Thursday, September 9, 2010
There’s a growing backlash against the stacks of wasted paper, mounds of plastic water bottles and daunting carbon footprints left behind after most conferences. An emerging “green meeting” movement encourages relying less on paper, banning disposable products and meeting in energy-efficient venues.
Next month, CSU-Monterey Bay’s brand-new Institute for Innovation and Economic Development will tackle the issue with, well, a green meeting.
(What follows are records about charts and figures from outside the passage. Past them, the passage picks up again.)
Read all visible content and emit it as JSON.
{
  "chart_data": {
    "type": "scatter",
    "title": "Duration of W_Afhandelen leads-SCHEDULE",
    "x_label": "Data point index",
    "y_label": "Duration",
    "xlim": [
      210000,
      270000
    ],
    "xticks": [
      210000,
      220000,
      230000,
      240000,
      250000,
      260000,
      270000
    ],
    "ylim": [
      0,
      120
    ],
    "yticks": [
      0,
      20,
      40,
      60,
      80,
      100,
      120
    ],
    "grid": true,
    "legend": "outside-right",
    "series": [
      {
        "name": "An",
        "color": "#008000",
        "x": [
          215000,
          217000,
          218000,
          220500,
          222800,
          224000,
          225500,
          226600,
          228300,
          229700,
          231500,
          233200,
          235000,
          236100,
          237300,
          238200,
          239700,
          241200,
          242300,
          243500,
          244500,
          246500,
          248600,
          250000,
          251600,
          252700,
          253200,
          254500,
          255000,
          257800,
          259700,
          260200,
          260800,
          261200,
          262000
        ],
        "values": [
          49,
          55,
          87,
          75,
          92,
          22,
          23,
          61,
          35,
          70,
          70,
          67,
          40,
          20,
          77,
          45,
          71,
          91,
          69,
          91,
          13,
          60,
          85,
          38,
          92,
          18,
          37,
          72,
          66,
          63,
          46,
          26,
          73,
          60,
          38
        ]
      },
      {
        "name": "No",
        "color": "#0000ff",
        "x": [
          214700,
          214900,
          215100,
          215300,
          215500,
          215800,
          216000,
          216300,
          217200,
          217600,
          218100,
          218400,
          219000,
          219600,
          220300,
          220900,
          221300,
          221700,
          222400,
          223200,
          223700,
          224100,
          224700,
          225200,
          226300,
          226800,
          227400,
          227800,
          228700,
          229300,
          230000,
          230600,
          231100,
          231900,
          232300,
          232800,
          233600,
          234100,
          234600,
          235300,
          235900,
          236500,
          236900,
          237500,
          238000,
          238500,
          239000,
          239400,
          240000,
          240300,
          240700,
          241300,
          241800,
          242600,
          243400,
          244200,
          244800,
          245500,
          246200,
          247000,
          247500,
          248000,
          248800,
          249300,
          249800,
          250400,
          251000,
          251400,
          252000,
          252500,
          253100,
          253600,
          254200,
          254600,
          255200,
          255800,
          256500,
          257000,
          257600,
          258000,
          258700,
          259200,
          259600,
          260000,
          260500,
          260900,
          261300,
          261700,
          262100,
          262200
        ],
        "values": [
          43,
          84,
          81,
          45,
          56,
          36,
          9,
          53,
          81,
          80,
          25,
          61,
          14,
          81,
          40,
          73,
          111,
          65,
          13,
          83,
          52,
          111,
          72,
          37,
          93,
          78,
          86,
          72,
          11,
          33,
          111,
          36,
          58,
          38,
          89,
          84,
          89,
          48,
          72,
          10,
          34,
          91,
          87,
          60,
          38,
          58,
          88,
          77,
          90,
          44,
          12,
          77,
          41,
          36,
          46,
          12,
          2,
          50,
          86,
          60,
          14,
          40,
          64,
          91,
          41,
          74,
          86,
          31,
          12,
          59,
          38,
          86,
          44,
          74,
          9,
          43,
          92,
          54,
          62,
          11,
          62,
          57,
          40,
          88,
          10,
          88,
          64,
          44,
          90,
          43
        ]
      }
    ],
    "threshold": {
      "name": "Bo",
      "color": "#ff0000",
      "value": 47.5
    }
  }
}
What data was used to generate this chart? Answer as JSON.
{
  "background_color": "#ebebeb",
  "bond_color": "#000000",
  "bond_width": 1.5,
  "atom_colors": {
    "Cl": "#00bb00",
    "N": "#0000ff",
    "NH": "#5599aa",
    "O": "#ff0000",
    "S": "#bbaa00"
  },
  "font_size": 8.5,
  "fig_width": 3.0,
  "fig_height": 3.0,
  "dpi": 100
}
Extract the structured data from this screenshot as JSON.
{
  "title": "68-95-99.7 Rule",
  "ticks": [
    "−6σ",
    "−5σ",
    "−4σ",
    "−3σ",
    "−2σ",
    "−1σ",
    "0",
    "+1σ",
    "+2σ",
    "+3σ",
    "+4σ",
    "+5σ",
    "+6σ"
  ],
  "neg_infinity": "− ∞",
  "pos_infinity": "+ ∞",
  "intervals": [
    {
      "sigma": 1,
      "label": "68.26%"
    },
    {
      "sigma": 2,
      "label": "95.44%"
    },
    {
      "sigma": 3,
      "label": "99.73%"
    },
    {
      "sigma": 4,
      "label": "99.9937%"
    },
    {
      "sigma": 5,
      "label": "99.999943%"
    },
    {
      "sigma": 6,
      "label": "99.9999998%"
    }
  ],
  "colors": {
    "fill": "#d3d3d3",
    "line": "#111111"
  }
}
On Oct. 4, the Sustainable Hospitality Symposium will bring together international green-meeting experts and local hospitality leaders. It will also be the inaugural event for the institute, which was founded last year as a joint venture between the university and the Monterey County Business Council.
CSUMB president Dianne Harrison said she is looking forward to the discussion on green events. “I think this is the perfect blend for the university and the business community,” she says.
Industry experts report growing interest in environmentally responsible conferences. A survey last year by the trade magazine Meetings & Conventions found that 71 percent of meeting planners either already request information about venues’ environmental practices, or plan to this year.
High on the symposium’s agenda will be a discussion of how Monterey Bay can market itself as a conference destination on the cutting edge of sustainable practices. “We want to help local industry see that being green will lead to green,” said Eric Tao, the institute’s planning director.
The symposium itself aims to be a model meeting. Beyond using paper sparingly and serving produce from local farms, organizers say they are contemplating using carbon offsets for travel and recycling leftover food into animal feed.